先是在皇宫里偶遇,之后再是苏府之中替她解围,尤其是那只不知何时被这个狗东西顺走的玉钗。
到底真如自己所知那般,只是巧合,还是……
苏寒顿时打了个激灵。
“小姐,你冷吗?”翠儿一直关注着她,见她发抖,只当她是冷着了,便急急地要催促苏寒回府,以防冻着。
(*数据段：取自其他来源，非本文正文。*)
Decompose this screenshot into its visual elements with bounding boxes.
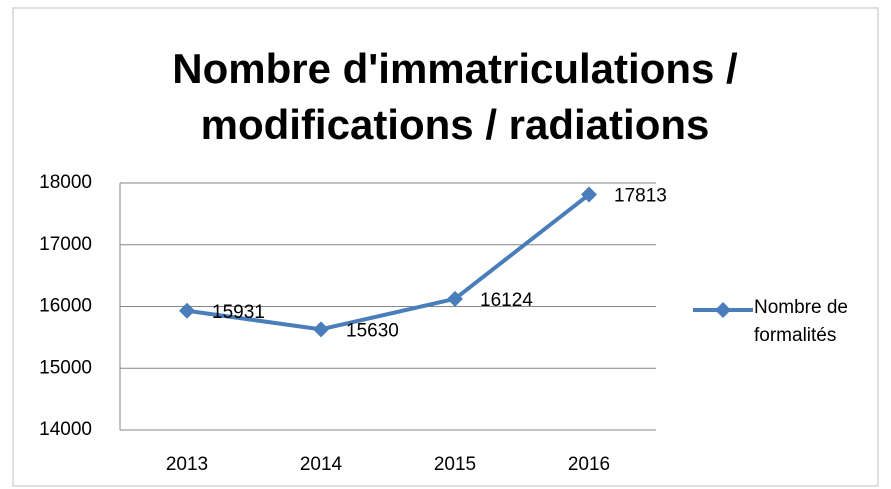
data-label: 15630	[346, 320, 399, 341]
x-tick-label: 2013	[166, 454, 208, 475]
data-label: 16124	[480, 290, 533, 311]
chart-border	[12, 7, 879, 487]
data-point	[447, 290, 463, 307]
y-tick-label: 15000	[39, 357, 92, 378]
legend-label: Nombre de formalités	[754, 297, 848, 346]
y-tick-label: 16000	[39, 296, 92, 317]
y-tick-label: 18000	[39, 172, 92, 193]
series-line	[186, 192, 591, 332]
data-point	[313, 321, 329, 338]
x-tick-label: 2015	[434, 454, 476, 475]
data-label: 17813	[614, 186, 667, 207]
x-tick-label: 2014	[300, 454, 343, 475]
y-tick-label: 14000	[39, 419, 92, 440]
legend-marker	[715, 302, 731, 318]
y-tick-label: 17000	[39, 234, 92, 255]
data-point	[581, 186, 597, 203]
x-tick-label: 2016	[568, 454, 610, 475]
data-label: 15931	[212, 302, 265, 323]
chart-title: modifications / radiations	[201, 101, 710, 148]
data-point	[179, 302, 195, 319]
chart-title: Nombre d'immatriculations /	[172, 45, 738, 92]
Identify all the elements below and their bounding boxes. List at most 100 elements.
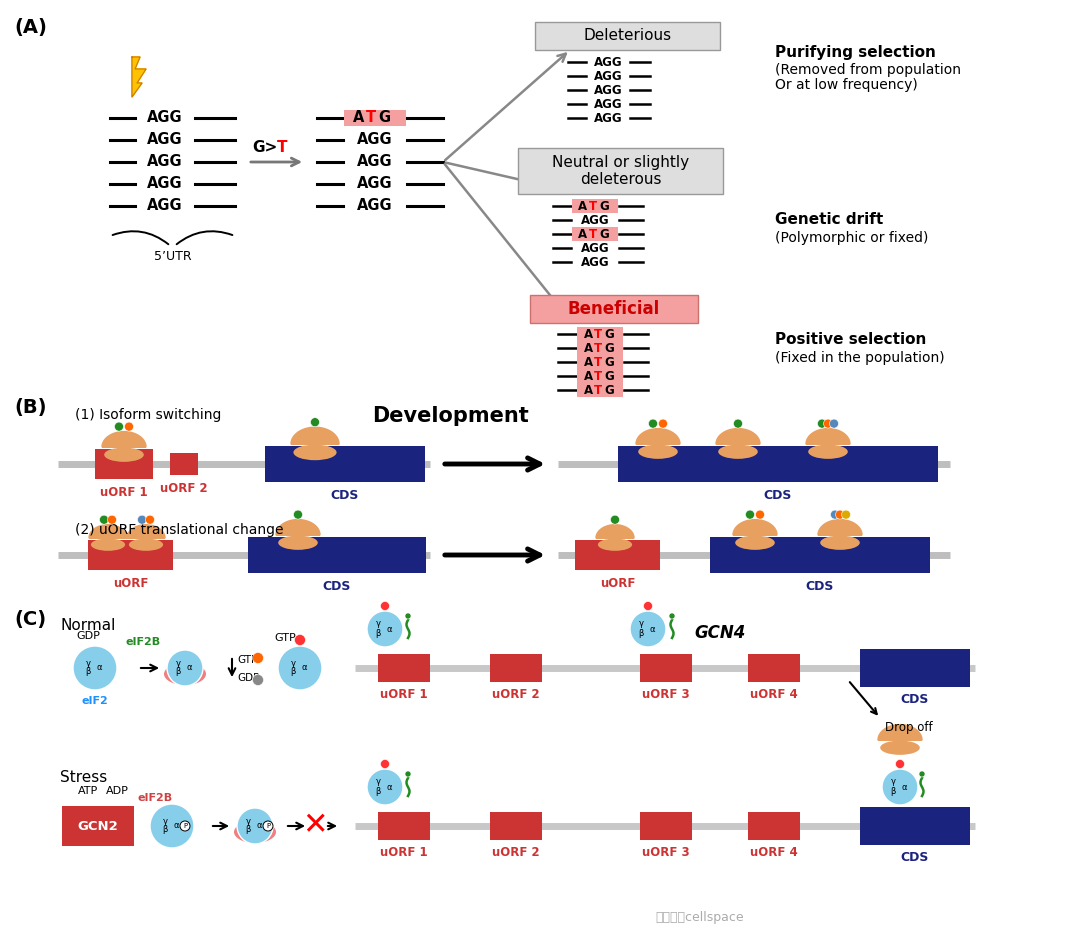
- Circle shape: [756, 511, 765, 519]
- Bar: [62, 806, 134, 846]
- Text: α: α: [173, 821, 179, 831]
- Text: Deleterious: Deleterious: [583, 28, 672, 43]
- Text: uORF 2: uORF 2: [492, 688, 540, 701]
- Text: uORF 3: uORF 3: [643, 846, 690, 859]
- Text: uORF 1: uORF 1: [380, 846, 428, 859]
- Circle shape: [669, 613, 675, 619]
- Ellipse shape: [129, 539, 163, 551]
- Bar: [530, 295, 698, 323]
- Text: uORF 1: uORF 1: [100, 486, 148, 499]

苏寒眼下也没了再逛的兴致,回了府早早地合上房门坐在桌边,连自己平素里睡着必要摆弄的药材,此时都没兴致搭理了。
若真是南宫煜蓄意为之,那目的呢?
她在宫里闹翻了天,南宫煜若是知道是她所为,为何要帮自己?
就算他怀着某个不可告人的目的帮了自己,那他是不是也出现得太过及时了些?
苏寒蹭地站起来,一双清丽的眸子眯了眯,含着暗剑般的危险朝四周阴影处扫过:难道我身边有他安排的眼线??
如果是的话,那他可真舍得下血本。
她自认武功不算好,但也不至于差到被人监视都不知道的地步。
可岂今为止,她并没有感觉到丝毫的异样。
若非没有眼线的话,那就只能说明那个眼线功夫了得,根本不惧她发现。
既然如此……
那就别怪她心狠手辣了。
苏寒缓缓坐下去,脸上挂起几分恶劣的笑。
年节宴后百官休沐,直到正月初五,方才开朝。这段时间里各家准备各家过年时用的东西,京中好不热闹。
君侯府除外。
自那日年节宴后,向来热闹且高调的君侯府顿时安静了下来。
具体表现在以下几个地方——钟肖被禁足,这是众人意料之中的事情,其次便是向来喜欢拉朋结伴,以各种名义举行小宴的君侯夫人难得地安静下来,最后便是君侯府闭门谢客。
苏寒听到这个消息时一笑置之。
钟肖不过是个渣渣,禁足都太便宜他了。要苏寒说,直接弄死得了,省得浪费粮食。
苏寒在家里呆了几天,有些无所事事。
府里的大事小情都由周月柳一手操办。虽然周月柳人品不乍地,对苏寒也是表面好背地使刀子,但这人确实有些手段,这么多年来,偌大的镇国将军府在她手下打理得井井有条,对外更是没有任何失礼之处。
而身为嫡女的苏寒,就可以光明正大地偷懒躲闲。
这日,苏寒在院子里呆得无聊了,拉着翠儿跟莹儿又出了府。
京城地处略偏南,每年虽会下雪,但并不像北方那边大雪泛滥,压得房倒屋塌,时时还可见一两日晴天。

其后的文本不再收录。